По пути к домику я решил, что покажу ему трещину завтра, если он сам ее не заметит. А пока хватит с меня — денек и так выдался не из легких.
Стоило мне только зажмуриться, надеясь хоть немного поспать без кошмаров, как перед глазами вновь появился медведь, и я снова почувствовал тепло губ Рыжика. Невольно я задумался: а кто опаснее, медведь, жирафы или рыжая девушка в брюках и с камерой через плечо?
^POSTCARD^
8 окт. 38-го
КОМУ: миссис Белль Бенчли
Зоопарк Сан-Диего
Сан-Диего, Калифорния
ГОРЫ ПРЕОДОЛЕЛИ БЕЗ ПРИКЛЮЧЕНИЙ. ПРАВДА, ЖИРАФЫ ЖВАЧКУ ЖЕВАТЬ ПЕРЕСТАЛИ, НО СТОИЛО НАМ СПУСТИТЬСЯ — И ВСЕ НАЛАДИЛОСЬ.
Р.Дж.
— …Мистер Никель?
В дверях стоят Рози, Грязнуля и медсестра.
— Можно нам войти? — спрашивает медсестра.
— Надо же, научились вежливости! — замечаю я, опуская карандаш.
— У него сердце останавливалось, говорю вам, — бормочет Грязнуля.
— Дэрил сказал, у вас был приступ. Как вы сейчас себя чувствуете?
— Здоров как бык, свеж как огурчик! — отвечаю я, поглядывая на Красавицу.
Та насмешливо фыркает, уставившись на Грязнулю.
Грязнуля вскидывает руки и покидает комнату.

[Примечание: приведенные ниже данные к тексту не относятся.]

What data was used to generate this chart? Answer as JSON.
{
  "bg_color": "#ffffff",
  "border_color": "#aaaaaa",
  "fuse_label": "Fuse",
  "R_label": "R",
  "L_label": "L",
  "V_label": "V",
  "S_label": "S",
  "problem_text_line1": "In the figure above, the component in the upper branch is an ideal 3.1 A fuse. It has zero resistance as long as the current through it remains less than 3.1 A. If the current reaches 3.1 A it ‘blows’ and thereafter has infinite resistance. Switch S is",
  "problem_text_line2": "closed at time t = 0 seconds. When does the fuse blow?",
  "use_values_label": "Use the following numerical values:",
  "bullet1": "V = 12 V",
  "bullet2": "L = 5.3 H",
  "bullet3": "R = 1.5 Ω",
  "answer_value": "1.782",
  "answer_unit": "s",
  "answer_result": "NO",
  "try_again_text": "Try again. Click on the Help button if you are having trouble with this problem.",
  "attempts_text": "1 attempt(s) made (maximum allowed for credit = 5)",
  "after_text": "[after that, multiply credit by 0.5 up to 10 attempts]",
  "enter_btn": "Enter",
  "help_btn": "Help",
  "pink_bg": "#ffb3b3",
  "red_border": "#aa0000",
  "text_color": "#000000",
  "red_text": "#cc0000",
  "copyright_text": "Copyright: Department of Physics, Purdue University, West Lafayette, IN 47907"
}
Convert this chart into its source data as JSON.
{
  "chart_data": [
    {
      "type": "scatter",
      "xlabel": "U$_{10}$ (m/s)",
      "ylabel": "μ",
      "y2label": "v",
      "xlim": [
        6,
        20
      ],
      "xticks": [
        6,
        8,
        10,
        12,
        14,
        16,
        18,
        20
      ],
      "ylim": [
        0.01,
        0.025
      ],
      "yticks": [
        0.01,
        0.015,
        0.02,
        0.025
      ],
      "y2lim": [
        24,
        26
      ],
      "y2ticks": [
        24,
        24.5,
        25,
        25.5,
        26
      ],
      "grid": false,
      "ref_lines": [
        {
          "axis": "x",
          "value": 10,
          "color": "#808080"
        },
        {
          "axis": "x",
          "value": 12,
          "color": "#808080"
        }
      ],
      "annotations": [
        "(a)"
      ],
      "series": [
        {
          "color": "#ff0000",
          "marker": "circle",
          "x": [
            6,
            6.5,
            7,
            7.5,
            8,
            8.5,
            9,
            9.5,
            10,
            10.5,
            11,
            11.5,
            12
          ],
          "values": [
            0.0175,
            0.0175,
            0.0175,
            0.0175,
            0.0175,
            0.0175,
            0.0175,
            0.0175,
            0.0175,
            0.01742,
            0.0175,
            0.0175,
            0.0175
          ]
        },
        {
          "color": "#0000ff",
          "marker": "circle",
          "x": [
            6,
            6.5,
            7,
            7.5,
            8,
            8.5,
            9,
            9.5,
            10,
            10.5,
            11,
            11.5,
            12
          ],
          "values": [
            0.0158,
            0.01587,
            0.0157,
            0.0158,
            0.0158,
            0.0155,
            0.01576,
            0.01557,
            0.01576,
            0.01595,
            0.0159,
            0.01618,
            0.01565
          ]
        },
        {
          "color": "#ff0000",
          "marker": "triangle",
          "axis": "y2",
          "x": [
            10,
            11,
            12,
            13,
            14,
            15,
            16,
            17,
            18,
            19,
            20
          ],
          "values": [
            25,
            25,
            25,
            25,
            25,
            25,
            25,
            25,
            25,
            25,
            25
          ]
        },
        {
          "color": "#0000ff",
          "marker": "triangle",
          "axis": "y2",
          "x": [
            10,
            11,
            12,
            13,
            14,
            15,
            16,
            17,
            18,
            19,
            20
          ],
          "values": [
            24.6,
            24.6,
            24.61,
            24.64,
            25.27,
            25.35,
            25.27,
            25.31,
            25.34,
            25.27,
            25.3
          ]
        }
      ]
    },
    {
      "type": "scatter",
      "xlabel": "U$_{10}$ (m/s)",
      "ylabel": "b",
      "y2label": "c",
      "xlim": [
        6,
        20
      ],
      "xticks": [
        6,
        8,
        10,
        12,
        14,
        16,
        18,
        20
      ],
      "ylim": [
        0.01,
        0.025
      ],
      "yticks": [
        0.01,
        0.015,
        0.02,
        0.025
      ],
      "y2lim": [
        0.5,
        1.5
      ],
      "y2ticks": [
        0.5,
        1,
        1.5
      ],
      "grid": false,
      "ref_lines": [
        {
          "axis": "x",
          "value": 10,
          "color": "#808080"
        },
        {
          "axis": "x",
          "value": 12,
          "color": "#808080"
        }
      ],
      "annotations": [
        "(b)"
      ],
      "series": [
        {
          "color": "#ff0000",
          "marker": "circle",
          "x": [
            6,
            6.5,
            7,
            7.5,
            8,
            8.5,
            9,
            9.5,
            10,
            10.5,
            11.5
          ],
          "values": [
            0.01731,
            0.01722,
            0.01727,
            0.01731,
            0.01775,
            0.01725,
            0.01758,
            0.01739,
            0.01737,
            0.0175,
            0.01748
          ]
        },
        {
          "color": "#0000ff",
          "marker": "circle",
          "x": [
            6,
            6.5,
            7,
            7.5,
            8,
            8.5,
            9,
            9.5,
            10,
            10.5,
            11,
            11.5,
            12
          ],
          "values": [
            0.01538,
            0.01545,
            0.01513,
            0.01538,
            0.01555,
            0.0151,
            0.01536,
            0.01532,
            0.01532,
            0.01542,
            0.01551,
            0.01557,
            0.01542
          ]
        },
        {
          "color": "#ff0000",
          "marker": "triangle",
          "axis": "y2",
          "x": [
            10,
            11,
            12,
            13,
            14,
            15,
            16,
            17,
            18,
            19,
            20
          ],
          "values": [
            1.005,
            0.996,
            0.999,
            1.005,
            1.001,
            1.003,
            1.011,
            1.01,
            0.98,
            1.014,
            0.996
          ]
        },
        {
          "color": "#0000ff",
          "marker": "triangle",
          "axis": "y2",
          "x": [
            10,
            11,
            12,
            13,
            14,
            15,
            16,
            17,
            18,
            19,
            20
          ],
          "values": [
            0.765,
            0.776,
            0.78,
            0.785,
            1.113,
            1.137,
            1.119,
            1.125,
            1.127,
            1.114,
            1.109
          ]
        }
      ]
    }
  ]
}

Медсестра приближается ко мне, замеряет пульс, прослушивает сердце — и тоже уходит.
А вот Рози и не думает оставлять меня в покое.
— Золотце, что случилось? Я никому не расскажу.
Я не отвечаю, только молча возвращаюсь к заметкам. Рози вздыхает и тоже уходит, стиснув на прощание мое плечо.
Но потом я вновь слышу тихий перестук костей для домино и, обернувшись, замечаю на краю кровати юную Рози.
— Игру и историю, — требует она. — Что у нас дальше? А, знаю! Сейчас мы познакомимся с Моисеем, правильно?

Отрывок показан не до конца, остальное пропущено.